Things that I have on my mind for npmbomb:
Increase dataset
One of the immediate next steps is to increase the dataset aka looking at options to host the data. The dataset is currently hosted together with the webapp via netlify. While an awesome service, it eats into the free tier usage, I would rather like to move the data hosting to somewhere else and only host the web app on netlify. I'm open for suggestions.
Dependency tree improvements
Breadcrumbs for tree view
Show the path upon hovering over tree nodes, as with large trees you can get easily lost.
Filtering
Allow the user to search for specific modules.

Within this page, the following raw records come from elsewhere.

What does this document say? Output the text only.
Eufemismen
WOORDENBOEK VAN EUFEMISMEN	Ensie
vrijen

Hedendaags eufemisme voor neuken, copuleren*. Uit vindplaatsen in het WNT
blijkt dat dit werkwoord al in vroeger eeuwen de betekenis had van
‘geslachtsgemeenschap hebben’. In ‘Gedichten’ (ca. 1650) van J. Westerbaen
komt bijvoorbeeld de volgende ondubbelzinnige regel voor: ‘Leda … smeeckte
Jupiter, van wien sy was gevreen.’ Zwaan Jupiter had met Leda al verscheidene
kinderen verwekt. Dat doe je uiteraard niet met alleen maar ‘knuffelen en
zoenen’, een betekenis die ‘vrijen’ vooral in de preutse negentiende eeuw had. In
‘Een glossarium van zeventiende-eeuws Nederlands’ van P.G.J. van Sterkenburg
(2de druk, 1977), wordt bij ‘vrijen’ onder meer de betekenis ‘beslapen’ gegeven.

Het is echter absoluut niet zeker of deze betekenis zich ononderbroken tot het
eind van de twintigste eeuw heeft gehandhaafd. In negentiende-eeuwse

Highlight modules where they appear in the tree
More information
Display more information for a module, like
- maintainer
- release date
- show source code
- etc.
More E2E testing
While there is E2E testing, it's not on a level where I would like it to be. The bulk of the testing is done via unit tests.
A11Y
Since the project is past the prototype stage, with a growing audience it makes sense to invest into accessibility.
Housekeeping
With the tree view added and other small tweaks here and there, it is now a good opportunity to take a step back and do some housekeeping.
You see there are a lot of ideas and things that I want to do. This is also a friendly reminder that npmbomb is totally Open Source.